Bonjour François, ce samedi vous voulez revenir sur l'attentat-suicide de Tunis perpétré par une jeune femme. Il se trouve que, hasard du calendrier, les Journées Cinématographiques de Carthage ce week-end vont beaucoup parler de terrorisme.

 

Oui, on a peu parlé de cet attentat pour la simple raison qu’il a fait peu de victimes, une vingtaine de personnes blessées en plus de la jeune terroriste qui s’est fait exploser devant des voitures de police avenue Bourguiba, en plein centre-ville. Sauf que cet attentat est une première. Jamais une femme n’avait perpétré d’attentat suicide en Tunisie, comme si les femmes, dans ce pays qui a tant fait pour la conquête de leurs droits, étaient épargnées par la tentation du djihadisme et du terrorisme.

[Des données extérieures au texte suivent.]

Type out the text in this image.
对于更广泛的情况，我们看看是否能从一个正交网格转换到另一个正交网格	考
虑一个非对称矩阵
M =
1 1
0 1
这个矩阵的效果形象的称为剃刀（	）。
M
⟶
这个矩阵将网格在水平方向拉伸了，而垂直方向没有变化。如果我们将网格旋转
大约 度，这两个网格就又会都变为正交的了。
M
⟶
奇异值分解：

Des femmes terroristes, même très jeunes, Daech en a formées beaucoup, Al-Qaida aussi, Boko Haram également en se servant de captives, retournées et piégées, le Hamas aussi en Palestine, mais en Tunisie jamais. La famille de la jeune femme ne comprend pas. Les parents sont des cultivateurs analphabètes qui ont dû vendre des oliviers pour acheter un ordinateur à la leur fille. Elle était brillante à l’école et même diplômée d’un master d’anglais. Mais à 30 ans, toujours pas de travail et pas de mari. L’enquête devra déterminer comment elle est passée de cet isolement à l’embrigadement au sein d’une cellule terroriste qui l’a poussé à se suicider dans un attentat spectaculaire.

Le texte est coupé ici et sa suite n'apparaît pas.